Decisions affecting the services children receive while in foster care are made by the Kansas Department for Children and Families, which contracts for services with two nonprofits: KVC Behavioral Health and St. Francis Community Services.

St. Francis and KVC, in turn, each have networks of licensed foster homes. They also rely on networks developed by other charitable organizations.

‘A lot of inefficiencies’

Kansas privatized most if it’s foster care responsibilities in 1996.

“I haven’t seen (privatization) really work,” Knox said. “I see a lot of inefficiencies.”

According to the latest reports on the DCF website, 5,780 children were in the state’s foster care system last month. Currently, the system includes 2,546 licensed foster parents.

Knox said he hoped his proposal would be the subject of a pilot project somewhere in the state next year.

Bruce Linhos, executive director with the Children’s Alliance of Kansas, an advocacy group that helps train foster parents, said similar proposals similar have been tried in the past with varying degrees of success.

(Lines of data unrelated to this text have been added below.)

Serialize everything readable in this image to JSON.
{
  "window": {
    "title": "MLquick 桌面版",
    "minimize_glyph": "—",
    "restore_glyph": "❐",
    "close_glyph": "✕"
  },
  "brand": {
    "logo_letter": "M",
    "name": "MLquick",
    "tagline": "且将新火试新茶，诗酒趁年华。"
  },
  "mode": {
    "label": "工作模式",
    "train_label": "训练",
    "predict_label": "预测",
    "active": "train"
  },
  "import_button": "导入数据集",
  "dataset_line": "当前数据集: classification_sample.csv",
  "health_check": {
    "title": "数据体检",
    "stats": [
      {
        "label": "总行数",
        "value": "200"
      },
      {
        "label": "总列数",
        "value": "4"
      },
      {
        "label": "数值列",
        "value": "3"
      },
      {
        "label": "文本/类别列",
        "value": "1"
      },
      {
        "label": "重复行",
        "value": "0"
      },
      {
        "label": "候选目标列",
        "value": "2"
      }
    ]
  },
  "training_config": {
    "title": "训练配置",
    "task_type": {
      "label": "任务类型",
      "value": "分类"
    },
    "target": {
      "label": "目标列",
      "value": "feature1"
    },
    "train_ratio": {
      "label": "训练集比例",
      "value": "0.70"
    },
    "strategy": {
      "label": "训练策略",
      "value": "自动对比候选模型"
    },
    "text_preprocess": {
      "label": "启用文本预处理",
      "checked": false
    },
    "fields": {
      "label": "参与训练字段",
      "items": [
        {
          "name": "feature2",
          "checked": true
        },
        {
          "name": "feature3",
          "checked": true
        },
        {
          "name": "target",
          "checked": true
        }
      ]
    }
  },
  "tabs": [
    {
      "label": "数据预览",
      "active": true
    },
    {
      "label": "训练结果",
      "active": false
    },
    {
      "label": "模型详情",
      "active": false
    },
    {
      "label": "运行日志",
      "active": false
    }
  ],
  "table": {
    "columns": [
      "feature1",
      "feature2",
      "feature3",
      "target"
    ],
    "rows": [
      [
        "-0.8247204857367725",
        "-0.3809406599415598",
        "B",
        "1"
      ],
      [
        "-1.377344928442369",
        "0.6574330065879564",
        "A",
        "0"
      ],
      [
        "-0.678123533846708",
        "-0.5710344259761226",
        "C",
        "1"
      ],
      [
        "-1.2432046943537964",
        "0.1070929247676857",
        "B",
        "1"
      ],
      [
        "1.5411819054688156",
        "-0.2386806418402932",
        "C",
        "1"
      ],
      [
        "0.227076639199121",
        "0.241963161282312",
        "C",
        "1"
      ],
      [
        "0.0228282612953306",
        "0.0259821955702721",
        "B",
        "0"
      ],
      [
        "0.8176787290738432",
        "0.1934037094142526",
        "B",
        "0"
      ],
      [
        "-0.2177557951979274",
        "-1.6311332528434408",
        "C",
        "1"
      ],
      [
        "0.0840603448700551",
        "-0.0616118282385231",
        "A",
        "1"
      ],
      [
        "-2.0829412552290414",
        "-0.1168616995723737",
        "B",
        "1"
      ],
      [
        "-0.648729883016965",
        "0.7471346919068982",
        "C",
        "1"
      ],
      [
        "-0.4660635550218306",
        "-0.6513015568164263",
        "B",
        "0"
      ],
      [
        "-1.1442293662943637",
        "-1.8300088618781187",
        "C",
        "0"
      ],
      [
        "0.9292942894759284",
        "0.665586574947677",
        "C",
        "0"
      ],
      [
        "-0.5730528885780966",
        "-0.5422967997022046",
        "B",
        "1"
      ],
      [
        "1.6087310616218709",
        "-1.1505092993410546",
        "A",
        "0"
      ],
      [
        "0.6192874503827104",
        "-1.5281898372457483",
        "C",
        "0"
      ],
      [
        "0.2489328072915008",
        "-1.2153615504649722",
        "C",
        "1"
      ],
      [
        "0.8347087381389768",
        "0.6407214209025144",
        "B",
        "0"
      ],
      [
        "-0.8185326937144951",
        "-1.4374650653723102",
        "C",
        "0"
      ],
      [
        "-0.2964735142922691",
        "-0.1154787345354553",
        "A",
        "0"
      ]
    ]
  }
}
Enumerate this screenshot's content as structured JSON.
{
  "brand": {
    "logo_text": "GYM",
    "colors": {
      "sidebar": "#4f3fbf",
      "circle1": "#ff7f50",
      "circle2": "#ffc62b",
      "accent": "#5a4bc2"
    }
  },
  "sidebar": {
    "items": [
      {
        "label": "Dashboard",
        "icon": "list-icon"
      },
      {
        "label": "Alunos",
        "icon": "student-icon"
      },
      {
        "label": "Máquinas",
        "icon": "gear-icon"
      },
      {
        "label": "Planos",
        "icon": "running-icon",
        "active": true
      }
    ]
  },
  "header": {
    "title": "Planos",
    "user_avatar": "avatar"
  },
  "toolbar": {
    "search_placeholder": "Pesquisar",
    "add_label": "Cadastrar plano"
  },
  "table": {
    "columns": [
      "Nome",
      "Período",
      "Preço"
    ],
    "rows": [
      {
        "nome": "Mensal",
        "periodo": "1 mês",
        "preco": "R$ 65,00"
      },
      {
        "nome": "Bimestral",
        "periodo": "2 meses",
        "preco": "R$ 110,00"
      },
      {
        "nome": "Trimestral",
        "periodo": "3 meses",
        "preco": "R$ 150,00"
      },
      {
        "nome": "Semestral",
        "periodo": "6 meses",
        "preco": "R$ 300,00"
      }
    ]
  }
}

All of the foster care contractors and subcontractors, he said, have foster parents who have more training than most and who are willing to take on children with especially difficult behaviors.

“That kind of family has always been around and they’re of huge value,” he said.

‘Entirely plausible’

Still, Linhos said, Knox’s proposal appears to be “entirely plausible” in light of an ongoing effort to lessen the state’s reliance on residential facilities for mentally ill children. He said it might also complement a recent Office of Judicial Administration initiative aimed at helping parents and children better navigate the foster care system.

Marcia Allen, who runs Kansas Family Advisory Network, a Wichita-based group that advocates for parents whose children are in state custody, said Knox’s proposal would raise several issues that have proven to be contentious in the past.

“I fully support more training for foster parents and I understand that they want more say in the process,” she said. “But is that to say they should have more say than the birth parents? Should they have more say than the children? And what about grandparents? Shouldn’t they have a say? Everybody wants more say in the process. And you know what? They all probably deserve more say.”